Apesar de não ter sido admitido pelo presidente do Banco Central Europeu (BCE), Mário Draghi, o corte da taxa de juro diretora do BCE "é uma forma de estimular o consumo, sustentando a recuperação económica e contribuindo para o aumento da inflação, que se encontra numa trajetória descendente", de acordo com a análise de Mercados feita à Lusa por Ramiro Loureiro, do Millennium investment banking.

O analista antecipa que a de inflação, cujos dados serão conhecidos na sexta-feira, deverá ter atingido os 0,7% em outubro, cada vez mais abaixo da meta dos 2%.

Para Portugal, o analista antecipa que os dados da inflação relativos a outubro deverão demonstrar que o IHPC teve uma subida homóloga de 0,3% em setembro.

Na Alemanha, os dados deverão revelar uma descida da inflação homóloga em 30 pontos base para 1,3%, e no Reino Unido, a inflação homóloga deverá descer 20 pontos base para 2,5%.

A evolução do PIB do terceiro trimestre da zona euro que, segundo Ramiro Loureiro, deve mostrar uma expansão de 0,2%, ainda que com quebra homóloga de 0,3%, deverá marcar o comportamento dos mercados na quinta-feira, dia em que serão também conhecidos os dados do PIB de Portugal e Alemanha.

Destaque ainda para as vendas a retalho no Reino Unido (aguardado crescimento homólogo de 3,1% no mês passado).

Também na zona Euro, na quarta-feira serão divulgados os dados da produção industrial, que deverá ter contraído em setembro, estagnando em termos homólogos.

Fora da área do euro, serão conhecidos no mesmo dia as vendas a retalho no Brasil que deverão apresentar um crescimento de 4,7% em termos homólogos no mês de setembro.
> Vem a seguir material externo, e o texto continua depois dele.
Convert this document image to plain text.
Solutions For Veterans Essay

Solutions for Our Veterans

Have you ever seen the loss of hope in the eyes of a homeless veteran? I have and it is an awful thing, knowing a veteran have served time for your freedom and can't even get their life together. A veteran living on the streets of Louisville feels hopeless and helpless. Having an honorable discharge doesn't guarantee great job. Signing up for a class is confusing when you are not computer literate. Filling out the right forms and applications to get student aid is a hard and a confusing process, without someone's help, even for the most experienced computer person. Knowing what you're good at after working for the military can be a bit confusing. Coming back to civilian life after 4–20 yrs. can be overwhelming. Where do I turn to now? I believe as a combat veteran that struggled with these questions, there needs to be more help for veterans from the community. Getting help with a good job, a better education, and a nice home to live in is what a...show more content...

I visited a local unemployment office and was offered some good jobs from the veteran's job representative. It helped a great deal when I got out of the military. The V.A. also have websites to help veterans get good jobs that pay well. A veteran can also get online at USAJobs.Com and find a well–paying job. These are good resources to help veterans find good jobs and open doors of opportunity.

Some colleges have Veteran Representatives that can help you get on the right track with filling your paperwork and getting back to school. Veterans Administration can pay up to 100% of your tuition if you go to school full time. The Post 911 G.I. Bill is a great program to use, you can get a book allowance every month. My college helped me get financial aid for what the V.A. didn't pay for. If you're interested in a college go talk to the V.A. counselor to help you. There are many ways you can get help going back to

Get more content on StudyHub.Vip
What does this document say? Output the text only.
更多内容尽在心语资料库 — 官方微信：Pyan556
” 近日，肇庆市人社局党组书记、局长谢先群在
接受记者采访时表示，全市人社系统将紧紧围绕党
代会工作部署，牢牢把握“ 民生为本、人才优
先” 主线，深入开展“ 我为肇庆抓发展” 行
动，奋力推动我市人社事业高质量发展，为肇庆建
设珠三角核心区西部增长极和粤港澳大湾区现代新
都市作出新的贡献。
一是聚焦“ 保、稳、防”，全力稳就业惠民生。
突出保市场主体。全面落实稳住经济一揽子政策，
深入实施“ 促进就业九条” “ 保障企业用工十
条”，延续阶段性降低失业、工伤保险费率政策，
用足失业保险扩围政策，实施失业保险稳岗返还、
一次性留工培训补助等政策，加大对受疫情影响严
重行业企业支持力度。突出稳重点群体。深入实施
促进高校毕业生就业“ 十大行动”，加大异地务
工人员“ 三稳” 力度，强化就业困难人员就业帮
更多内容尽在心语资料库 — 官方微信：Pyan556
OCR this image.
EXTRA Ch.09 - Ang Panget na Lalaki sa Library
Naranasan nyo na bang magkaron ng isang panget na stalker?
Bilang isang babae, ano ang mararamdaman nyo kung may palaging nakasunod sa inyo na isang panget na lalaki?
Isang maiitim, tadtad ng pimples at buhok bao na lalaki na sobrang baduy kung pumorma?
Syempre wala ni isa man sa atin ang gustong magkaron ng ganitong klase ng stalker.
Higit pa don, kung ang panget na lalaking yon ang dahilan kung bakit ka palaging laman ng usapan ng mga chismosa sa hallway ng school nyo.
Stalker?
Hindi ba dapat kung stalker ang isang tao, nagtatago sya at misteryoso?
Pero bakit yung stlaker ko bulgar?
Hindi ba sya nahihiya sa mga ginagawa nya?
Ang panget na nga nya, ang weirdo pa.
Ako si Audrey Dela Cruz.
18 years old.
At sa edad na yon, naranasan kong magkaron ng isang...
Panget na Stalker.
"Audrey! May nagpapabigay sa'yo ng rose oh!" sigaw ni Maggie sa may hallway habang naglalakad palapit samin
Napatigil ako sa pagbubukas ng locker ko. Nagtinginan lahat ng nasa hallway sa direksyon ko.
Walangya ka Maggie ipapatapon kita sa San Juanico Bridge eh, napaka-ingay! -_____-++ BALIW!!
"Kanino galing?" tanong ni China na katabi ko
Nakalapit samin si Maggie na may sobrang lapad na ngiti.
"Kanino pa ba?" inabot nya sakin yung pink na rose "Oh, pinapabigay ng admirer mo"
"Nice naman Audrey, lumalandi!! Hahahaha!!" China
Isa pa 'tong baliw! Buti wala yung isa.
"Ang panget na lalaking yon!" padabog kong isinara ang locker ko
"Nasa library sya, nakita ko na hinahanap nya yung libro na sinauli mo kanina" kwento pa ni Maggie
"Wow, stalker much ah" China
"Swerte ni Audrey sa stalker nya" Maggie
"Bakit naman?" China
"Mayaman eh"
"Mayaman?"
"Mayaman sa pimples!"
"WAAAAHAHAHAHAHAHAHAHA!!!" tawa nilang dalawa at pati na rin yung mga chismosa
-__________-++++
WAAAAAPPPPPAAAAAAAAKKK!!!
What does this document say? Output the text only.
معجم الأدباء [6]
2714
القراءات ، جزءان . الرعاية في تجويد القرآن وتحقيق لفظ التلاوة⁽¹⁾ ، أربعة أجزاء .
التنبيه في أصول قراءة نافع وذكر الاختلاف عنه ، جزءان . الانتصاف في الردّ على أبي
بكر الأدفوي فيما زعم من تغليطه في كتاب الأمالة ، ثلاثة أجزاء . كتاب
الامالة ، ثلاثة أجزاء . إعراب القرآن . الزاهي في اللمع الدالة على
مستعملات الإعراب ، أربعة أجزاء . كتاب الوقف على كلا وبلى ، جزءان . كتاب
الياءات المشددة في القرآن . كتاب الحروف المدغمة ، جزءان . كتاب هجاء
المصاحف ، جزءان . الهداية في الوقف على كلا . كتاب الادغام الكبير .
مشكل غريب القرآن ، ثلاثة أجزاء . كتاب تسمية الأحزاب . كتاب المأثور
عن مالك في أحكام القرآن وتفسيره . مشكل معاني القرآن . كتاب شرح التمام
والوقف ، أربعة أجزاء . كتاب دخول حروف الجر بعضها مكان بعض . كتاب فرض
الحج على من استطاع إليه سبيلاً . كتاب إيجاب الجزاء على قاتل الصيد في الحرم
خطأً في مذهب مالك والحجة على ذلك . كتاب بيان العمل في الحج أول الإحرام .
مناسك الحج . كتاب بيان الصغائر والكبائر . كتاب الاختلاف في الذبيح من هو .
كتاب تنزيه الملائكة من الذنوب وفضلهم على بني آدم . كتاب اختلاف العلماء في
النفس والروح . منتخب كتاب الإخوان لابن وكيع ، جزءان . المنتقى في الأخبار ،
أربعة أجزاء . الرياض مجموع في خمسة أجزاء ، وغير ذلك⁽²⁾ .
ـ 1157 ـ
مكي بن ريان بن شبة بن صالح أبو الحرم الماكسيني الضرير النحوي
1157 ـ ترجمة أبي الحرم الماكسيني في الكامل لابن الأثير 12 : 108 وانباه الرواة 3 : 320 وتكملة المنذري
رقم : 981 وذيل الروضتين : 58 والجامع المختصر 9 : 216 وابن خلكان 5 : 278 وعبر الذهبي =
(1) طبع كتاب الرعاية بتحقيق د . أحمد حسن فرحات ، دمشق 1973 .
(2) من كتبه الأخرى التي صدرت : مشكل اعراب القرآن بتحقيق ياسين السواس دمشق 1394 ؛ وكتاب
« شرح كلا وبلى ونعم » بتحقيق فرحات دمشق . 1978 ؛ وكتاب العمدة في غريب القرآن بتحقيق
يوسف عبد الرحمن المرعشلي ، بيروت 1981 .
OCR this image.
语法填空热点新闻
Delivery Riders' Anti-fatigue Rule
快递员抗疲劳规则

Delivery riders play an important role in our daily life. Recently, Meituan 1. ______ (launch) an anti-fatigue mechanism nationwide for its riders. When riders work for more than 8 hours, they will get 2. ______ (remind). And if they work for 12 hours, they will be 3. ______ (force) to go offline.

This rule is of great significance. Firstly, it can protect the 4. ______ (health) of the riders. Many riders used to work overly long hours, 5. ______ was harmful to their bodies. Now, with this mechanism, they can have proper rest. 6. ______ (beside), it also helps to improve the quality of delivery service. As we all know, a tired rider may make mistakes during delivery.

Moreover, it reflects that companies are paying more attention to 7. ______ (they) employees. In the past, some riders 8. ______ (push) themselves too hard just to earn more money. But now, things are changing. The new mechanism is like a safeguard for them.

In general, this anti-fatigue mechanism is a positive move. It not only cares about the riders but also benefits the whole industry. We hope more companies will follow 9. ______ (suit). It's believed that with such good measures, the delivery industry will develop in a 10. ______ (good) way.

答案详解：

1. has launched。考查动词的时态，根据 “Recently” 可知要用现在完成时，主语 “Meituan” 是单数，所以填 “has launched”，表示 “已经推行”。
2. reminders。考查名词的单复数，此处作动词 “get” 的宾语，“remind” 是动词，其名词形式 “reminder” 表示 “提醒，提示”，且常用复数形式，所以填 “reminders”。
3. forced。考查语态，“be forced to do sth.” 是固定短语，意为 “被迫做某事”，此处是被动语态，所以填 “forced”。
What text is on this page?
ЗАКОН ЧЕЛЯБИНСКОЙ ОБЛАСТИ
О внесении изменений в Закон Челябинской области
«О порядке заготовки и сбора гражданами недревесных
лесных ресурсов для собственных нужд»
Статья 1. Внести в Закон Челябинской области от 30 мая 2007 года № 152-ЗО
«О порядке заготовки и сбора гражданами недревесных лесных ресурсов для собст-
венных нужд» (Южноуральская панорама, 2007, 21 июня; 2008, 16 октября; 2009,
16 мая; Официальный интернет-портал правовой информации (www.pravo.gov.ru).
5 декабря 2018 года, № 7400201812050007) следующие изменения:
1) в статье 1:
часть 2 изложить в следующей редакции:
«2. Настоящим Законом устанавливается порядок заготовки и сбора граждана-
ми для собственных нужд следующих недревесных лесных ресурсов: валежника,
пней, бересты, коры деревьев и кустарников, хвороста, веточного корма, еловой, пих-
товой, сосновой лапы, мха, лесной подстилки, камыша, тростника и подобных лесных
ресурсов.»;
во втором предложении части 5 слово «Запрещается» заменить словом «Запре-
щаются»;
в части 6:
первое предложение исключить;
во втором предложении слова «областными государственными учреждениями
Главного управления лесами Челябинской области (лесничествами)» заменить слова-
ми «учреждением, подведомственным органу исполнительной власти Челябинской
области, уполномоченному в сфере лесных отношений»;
No Japão serão divulgados os dados de evolução do PIB (a economia deve ter crescido 0,4% no 3º trimestre em relação ao período antecedente).

Um dia depois, nos Estados Unidos serão apresentados os habituais pedidos de subsídio de desemprego e o saldo da Balança Comercial de setembro.

Na dívida pública, a Alemanha financia-se na segunda-feira nos mercados em colocações de dívida de curto prazo. Na terça-feira, será a vez de Itália, França e Grécia.

Por fim, na quarta-feira, Alemanha e Itália voltam a fazer emissões de títulos de dívida, mas de longo prazo.